IRC performs equally well for both original and horizontally flipped images, returning matches 93% of the time. It does not work at all (0%) for images rotated by 90 degrees and works relatively well for cropped images at 83%:

| Image type     | Rate of Matches |
| -------------- | -----------     |
| Original       | 97.6%           |
| Cropped        | 83.4%           |
| Rotated        | 0.0%            |
| Flipped        | 97.3%           |
| **Overall**      | **69.6%**           |

There was at least one false positive for the IRC test, for image 53289274-cropped.jpg which returned as asset attributed to a licensor called Media Bakery. The corresponding image was not found on its site.


### SBI

SBI performs very well at identifying matches for original images, returning correct results 99% of the time.
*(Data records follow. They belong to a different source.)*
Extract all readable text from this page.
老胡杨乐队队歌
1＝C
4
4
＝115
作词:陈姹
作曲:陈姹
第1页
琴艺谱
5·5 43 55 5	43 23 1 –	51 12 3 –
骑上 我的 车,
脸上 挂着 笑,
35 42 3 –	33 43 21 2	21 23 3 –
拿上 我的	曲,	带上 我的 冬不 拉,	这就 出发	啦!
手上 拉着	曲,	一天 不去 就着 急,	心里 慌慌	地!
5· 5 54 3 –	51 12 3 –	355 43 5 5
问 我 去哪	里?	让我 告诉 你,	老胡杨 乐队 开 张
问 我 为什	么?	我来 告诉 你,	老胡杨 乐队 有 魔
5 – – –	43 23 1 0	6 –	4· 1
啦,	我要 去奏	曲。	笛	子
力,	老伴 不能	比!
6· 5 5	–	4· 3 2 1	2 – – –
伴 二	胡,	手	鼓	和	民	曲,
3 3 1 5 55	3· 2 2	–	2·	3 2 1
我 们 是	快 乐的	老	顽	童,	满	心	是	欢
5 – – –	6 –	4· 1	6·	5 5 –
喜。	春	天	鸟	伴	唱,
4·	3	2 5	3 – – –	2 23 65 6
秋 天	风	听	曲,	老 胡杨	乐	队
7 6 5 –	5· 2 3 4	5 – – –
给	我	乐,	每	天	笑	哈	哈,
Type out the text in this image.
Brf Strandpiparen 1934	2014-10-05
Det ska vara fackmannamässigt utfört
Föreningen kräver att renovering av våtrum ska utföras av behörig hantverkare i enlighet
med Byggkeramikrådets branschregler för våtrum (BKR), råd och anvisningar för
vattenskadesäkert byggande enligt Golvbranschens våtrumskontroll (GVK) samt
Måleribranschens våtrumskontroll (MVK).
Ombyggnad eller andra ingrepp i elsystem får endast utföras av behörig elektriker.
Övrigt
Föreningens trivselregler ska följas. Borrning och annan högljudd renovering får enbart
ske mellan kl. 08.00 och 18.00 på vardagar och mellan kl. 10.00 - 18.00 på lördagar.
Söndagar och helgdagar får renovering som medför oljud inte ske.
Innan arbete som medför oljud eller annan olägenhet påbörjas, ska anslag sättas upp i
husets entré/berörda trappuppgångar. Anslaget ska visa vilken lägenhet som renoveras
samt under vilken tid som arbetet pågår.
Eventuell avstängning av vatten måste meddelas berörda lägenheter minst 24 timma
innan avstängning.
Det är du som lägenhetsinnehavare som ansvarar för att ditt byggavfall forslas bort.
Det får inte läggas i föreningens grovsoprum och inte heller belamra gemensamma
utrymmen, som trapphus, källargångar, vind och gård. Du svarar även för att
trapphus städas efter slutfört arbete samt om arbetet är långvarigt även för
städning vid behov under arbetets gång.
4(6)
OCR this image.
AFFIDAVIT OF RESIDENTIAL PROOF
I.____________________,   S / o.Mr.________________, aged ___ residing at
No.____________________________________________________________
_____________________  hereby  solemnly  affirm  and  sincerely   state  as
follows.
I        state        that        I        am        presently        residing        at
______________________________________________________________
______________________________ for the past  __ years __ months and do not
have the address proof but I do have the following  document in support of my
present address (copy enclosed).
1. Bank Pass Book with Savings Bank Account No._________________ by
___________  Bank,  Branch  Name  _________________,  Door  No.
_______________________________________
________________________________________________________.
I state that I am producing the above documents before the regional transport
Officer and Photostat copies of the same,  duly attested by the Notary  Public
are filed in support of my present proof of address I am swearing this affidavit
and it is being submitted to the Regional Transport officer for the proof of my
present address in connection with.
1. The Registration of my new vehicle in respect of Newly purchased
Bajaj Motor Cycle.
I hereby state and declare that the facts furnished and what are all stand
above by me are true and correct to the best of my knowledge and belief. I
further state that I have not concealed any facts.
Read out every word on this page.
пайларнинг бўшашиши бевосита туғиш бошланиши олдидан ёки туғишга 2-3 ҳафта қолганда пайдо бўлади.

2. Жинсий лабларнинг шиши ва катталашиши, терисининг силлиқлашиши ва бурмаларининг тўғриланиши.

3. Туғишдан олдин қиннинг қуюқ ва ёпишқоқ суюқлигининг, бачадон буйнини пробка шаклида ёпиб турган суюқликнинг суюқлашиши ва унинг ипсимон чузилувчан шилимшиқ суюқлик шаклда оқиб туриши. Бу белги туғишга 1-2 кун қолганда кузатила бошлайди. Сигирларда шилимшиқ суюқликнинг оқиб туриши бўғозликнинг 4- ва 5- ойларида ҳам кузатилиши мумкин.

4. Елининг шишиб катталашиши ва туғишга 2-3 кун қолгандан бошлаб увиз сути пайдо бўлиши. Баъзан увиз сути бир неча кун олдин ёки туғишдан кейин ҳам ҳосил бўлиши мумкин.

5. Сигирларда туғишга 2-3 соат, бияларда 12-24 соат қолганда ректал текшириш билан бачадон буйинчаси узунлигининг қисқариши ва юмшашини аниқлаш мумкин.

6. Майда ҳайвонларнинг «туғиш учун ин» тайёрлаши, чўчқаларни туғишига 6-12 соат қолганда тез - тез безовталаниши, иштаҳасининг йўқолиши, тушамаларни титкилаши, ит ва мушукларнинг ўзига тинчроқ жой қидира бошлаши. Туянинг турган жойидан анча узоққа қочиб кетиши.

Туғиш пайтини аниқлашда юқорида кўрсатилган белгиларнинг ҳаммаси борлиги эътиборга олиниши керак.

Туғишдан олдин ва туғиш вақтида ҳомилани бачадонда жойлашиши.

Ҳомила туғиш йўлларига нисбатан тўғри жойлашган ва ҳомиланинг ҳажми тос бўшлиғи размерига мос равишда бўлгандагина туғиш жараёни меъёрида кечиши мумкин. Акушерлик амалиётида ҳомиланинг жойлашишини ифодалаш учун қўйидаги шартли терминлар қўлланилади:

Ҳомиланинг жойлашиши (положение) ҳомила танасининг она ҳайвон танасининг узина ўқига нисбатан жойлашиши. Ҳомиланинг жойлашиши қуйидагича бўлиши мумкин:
However it performs poorly on all other manipulations, returning matches 1% of the time for cropped images, 2% for rotated images, and 60% for flipped images:


| Image type     | Rate of Matches |
| -------------- | -----------     |
| Original       | 99.4%           |
| Cropped        | 1.1%          |
| Rotated        | 2.1%           |
| Flipped        | 59.7%           |
| **Overall**      | **40.6%**           |  
  
    
       
       
         
## Analysis
    

If we assume that detecting rotations is not necessary (as publishers are unlikely to be able to use an image after a 90 degree rotation), then IRC's overall accuracy is closer to 93% and SBI's overall accuracy 55%. 

In terms of speed, IRC is slightly faster than SBI. Getting a match from SBI takes around 765ms per call (700ms to extract the fingerprint and 65ms to find a match) versus 607ms for IRC.

SBI performs slightly better than IRC in detecting original images, but this may be because we used watermarked images for testing. The SBI index uses watermarked images and the IRC index does not. Nonetheless, in order for SBI to be considered a candidate to replace IRC, it needs added functionality to support identification of horizontally flipped and cropped images.

When tested with a set of 100 non-Getty stock images, neither system returned false positive results. For SBI an exact match is an image returned that has a distance of <= .35. The closest distance of a result returned by SBI for a non-Getty image was .42.